The Three Great Myths of Writing

by Joan Marie Verba

For a long time, many people thought that cracking one's knuckles causes arthritis. Now we know that this was a myth--something "everyone" thought was true, but which had no basis in fact.

Writing, too, has its own mythology. In writing, as in everything else, mythology is perpetuated for a reason. People use myths to explain phenomena they do not understand, or to deal with realities they do not wish to face, or to avoid confronting the fact that events are often random and unfair. Because myths have such powerful uses, myths are seldom questioned, and people become very upset when their cherished myths are challenged. But myths, because they are untrue, can cause people who believe in them to feel hurt or lost or confused when they rely on these myths to guide their actions.

That is why I believe that writers should become aware of the myths that exist in our profession. In my experience, I have discovered three myths which I believe are particularly misleading, and are worth further discussion.

Myth #1: If your writing is good, you will have no trouble selling your stories; if you are not selling your writing, it means your stories are no good.

This myth has a factual basis. A lot of writing does get rejected because it is poor. But the myth, as repeated by many experienced writers, is that good writing guarantees acceptance and, conversely, non-acceptance surely means that the writing is poor. To debunk this myth, researchers have recently taken classic novels--The Yearling comes to mind as an example--and submitted them as manuscripts to publishers. These were seldom recognized by the publishers, and almost universally rejected. The reason is that publishers nowadays are less interested in the quality of writing than they are in the commercial potential of the writing. If the publisher thinks the writing will sell, even if the manuscript is flawed, the publisher may be inclined to buy it. If the publisher thinks the manuscript will not sell, the publisher may not take it no matter how well it is written.

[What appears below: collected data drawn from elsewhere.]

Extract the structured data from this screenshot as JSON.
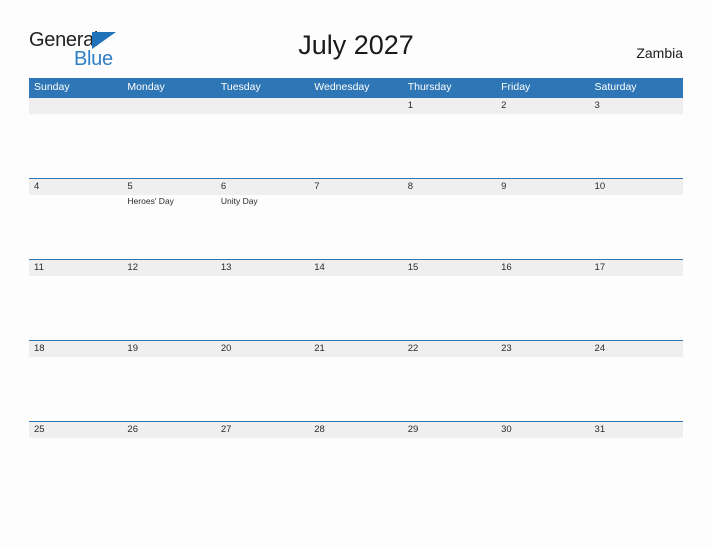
{
  "brand": {
    "line1": "General",
    "line2": "Blue",
    "triangle_color": "#1f72b8",
    "text_color_line1": "#231f20",
    "text_color_line2": "#2f7fc4"
  },
  "header": {
    "title": "July 2027",
    "country": "Zambia"
  },
  "colors": {
    "header_blue": "#2e76b6",
    "date_band_gray": "#efefef",
    "page_background": "#fdfdfd",
    "text_dark": "#2b2b2b"
  },
  "calendar": {
    "weekdays": [
      "Sunday",
      "Monday",
      "Tuesday",
      "Wednesday",
      "Thursday",
      "Friday",
      "Saturday"
    ],
    "weeks": [
      {
        "days": [
          {
            "date": "",
            "events": []
          },
          {
            "date": "",
            "events": []
          },
          {
            "date": "",
            "events": []
          },
          {
            "date": "",
            "events": []
          },
          {
            "date": "1",
            "events": []
          },
          {
            "date": "2",
            "events": []
          },
          {
            "date": "3",
            "events": []
          }
        ]
      },
      {
        "days": [
          {
            "date": "4",
            "events": []
          },
          {
            "date": "5",
            "events": [
              "Heroes' Day"
            ]
          },
          {
            "date": "6",
            "events": [
              "Unity Day"
            ]
          },
          {
            "date": "7",
            "events": []
          },
          {
            "date": "8",
            "events": []
          },
          {
            "date": "9",
            "events": []
          },
          {
            "date": "10",
            "events": []
          }
        ]
      },
      {
        "days": [
          {
            "date": "11",
            "events": []
          },
          {
            "date": "12",
            "events": []
          },
          {
            "date": "13",
            "events": []
          },
          {
            "date": "14",
            "events": []
          },
          {
            "date": "15",
            "events": []
          },
          {
            "date": "16",
            "events": []
          },
          {
            "date": "17",
            "events": []
          }
        ]
      },
      {
        "days": [
          {
            "date": "18",
            "events": []
          },
          {
            "date": "19",
            "events": []
          },
          {
            "date": "20",
            "events": []
          },
          {
            "date": "21",
            "events": []
          },
          {
            "date": "22",
            "events": []
          },
          {
            "date": "23",
            "events": []
          },
          {
            "date": "24",
            "events": []
          }
        ]
      },
      {
        "days": [
          {
            "date": "25",
            "events": []
          },
          {
            "date": "26",
            "events": []
          },
          {
            "date": "27",
            "events": []
          },
          {
            "date": "28",
            "events": []
          },
          {
            "date": "29",
            "events": []
          },
          {
            "date": "30",
            "events": []
          },
          {
            "date": "31",
            "events": []
          }
        ]
      }
    ]
  }
}
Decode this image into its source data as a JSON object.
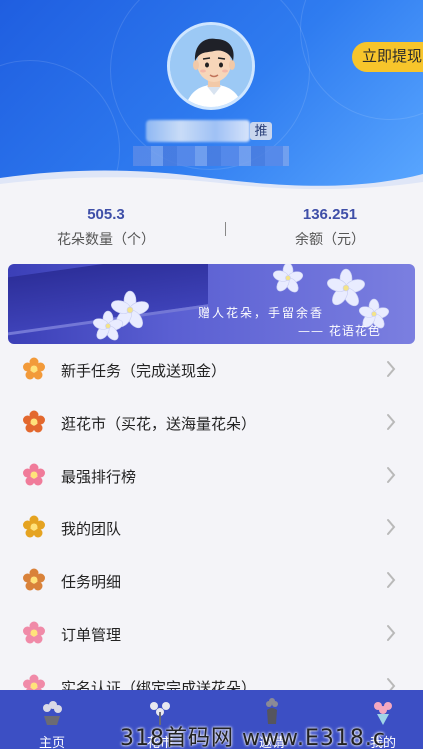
{
  "profile": {
    "withdraw_label": "立即提现",
    "tag": "推"
  },
  "stats": {
    "flowers": {
      "value": "505.3",
      "label": "花朵数量（个）"
    },
    "balance": {
      "value": "136.251",
      "label": "余额（元）"
    }
  },
  "banner": {
    "line1": "赠人花朵，手留余香",
    "line2": "—— 花语花色"
  },
  "menu": {
    "items": [
      {
        "label": "新手任务（完成送现金）",
        "icon": "flower-icon",
        "color": "#f29a3a"
      },
      {
        "label": "逛花市（买花，送海量花朵）",
        "icon": "bouquet-icon",
        "color": "#e3682e"
      },
      {
        "label": "最强排行榜",
        "icon": "blossom-icon",
        "color": "#f07b9a"
      },
      {
        "label": "我的团队",
        "icon": "flower-bunch-icon",
        "color": "#e5a321"
      },
      {
        "label": "任务明细",
        "icon": "deer-icon",
        "color": "#d9823a"
      },
      {
        "label": "订单管理",
        "icon": "pink-flower-icon",
        "color": "#f08aa8"
      },
      {
        "label": "实名认证（绑定完成送花朵）",
        "icon": "pink-flower-icon",
        "color": "#f08aa8"
      }
    ]
  },
  "tabbar": {
    "tabs": [
      {
        "label": "主页",
        "icon": "flower-pot-icon"
      },
      {
        "label": "花市",
        "icon": "flowers-icon"
      },
      {
        "label": "邀请",
        "icon": "vase-icon"
      },
      {
        "label": "我的",
        "icon": "bouquet-icon"
      }
    ]
  },
  "watermark": "318首码网 www.E318.c",
  "colors": {
    "header": "#2f7cf0",
    "accent": "#3f4fa8",
    "tabbar": "#3c4fc4",
    "withdraw": "#f7c52b"
  }
}
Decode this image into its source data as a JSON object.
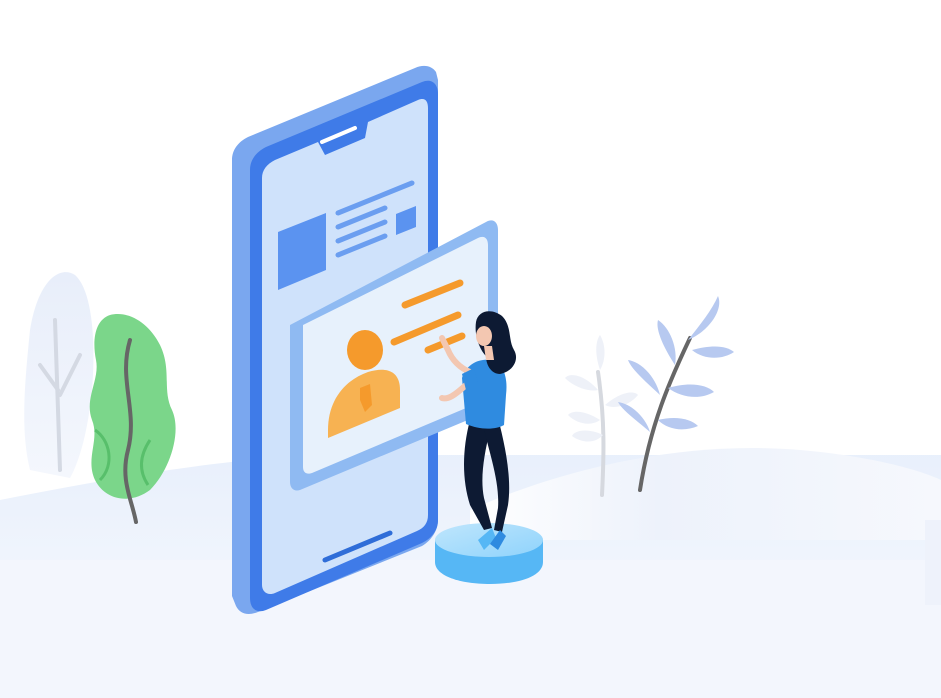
{
  "illustration": {
    "subject": "",
    "colors": {
      "phone_frame": "#5b93f0",
      "phone_edge": "#3f7be8",
      "phone_screen": "#cfe2fb",
      "card_frame": "#8fbaf2",
      "card_inner": "#e7f1fc",
      "accent_orange": "#f59a2c",
      "accent_orange_light": "#f7b252",
      "plant_green": "#7bd68a",
      "plant_green_dark": "#58bf6b",
      "plant_blue": "#b7c9f0",
      "stem_gray": "#666666",
      "woman_shirt": "#2f8be0",
      "woman_pants": "#0d1a33",
      "pedestal": "#56b7f5",
      "ground": "#eef3fc"
    }
  }
}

This, for instance, explains rejection slips which say, "good writing, we just don't want to publish it."

Myth #2: Once you sell a book, or several short stories, you will not have any trouble getting an agent, and you will not have any trouble selling any more of your own writing.

I recently read an interview with an award-winning author who said that she was not able to get an agent until after she sold her fourth novel. Another author, a friend of mine, also worked out her fourth book contract without an agent, though she was able to get an agent for her fifth. I know a third author who has had five novels published, but for the past three years has not been able to find anyone interested in the two novels she has written since then. And I recently read an account from a writer whose first book sold tens of thousands of copies who reported that she did not have an agent for her first book, and has had trouble finding an agent for her second.

With so many counter-examples cropping up, this myth is beginning to lose its hold, though it still persists. My guess is that those who perpetuate this myth are the lucky authors who were able to find an agent after (or even before) their first book came out, and had no trouble finding a publisher for any novel they wrote thereafter. Such authors do exist, but I suspect they are not as numerous as mythology would have it.

Myth #3: If you follow the advice of experienced authors, you are certain to get published.

I recall the advice that the late science fiction author Robert Heinlein had for writers: write, finish what you write, and keep sending the manuscript to publishers until it sells. Experienced authors tend to add other advice: study the markets, improve your skills, and so forth. This third myth is very seductive because the advice is sound. But the fact is that novices can read and follow every word of advice that experienced writers print and still not get published. The problem is not simply that no method works for everyone, and to say that writers must find a method that works for their particular situation is too superficial. The problem is that many writers who give advice imply--if they do not say it outright--that any writer who follows their advice will absolutely, positively, get, if not sooner.

This leaves novices who follow such advice beating their heads against the wall in frustration. ("But I did everything J. Doe said in the article 'How to Get Your Story Published' and I still have not placed my story.") Novices will be helped, instead, if they are told that writing is a complex task involving a lot of intangibles and random variables (or, in other words, luck). Authors need to be told that no one piece of advice will guarantee acceptance; at best, following good advice merely increases the probability of publication.

Writing, as a profession, is tough enough without well-intentioned authors passing along useless myths. A writer who has a stack of unpaid bills on one hand and a stack of rejection slips on the other is not helped by being told that if the writing is good, it will sell; or that once the first story is sold, there will be no problem selling the next one; or that if the writer just follows J. Doe's advice, the acceptances will start rolling in. Encouragement and reassurance need to be based on a realistic appraisal of the obstacles writers inevitably face. Writers can and do sell stories. Good writers can and do get rejected. Writers with track records can and do have problems placing succeeding stories. Advisors can and do fail to give suggestions that work.

I suspect there are other myths making the rounds, but either I have not yet come across them, or I have not yet found out that certain statements I have heard are myths. I am interested in hearing from anyone who has other myths to report (that is, myths that writers tell other writers, as opposed to myths that the public has about writers). Myths about writing may never disappear, even if exposed as falsehoods, but at least those who crack their knuckles shouldn't be afraid it will lead to arthritis.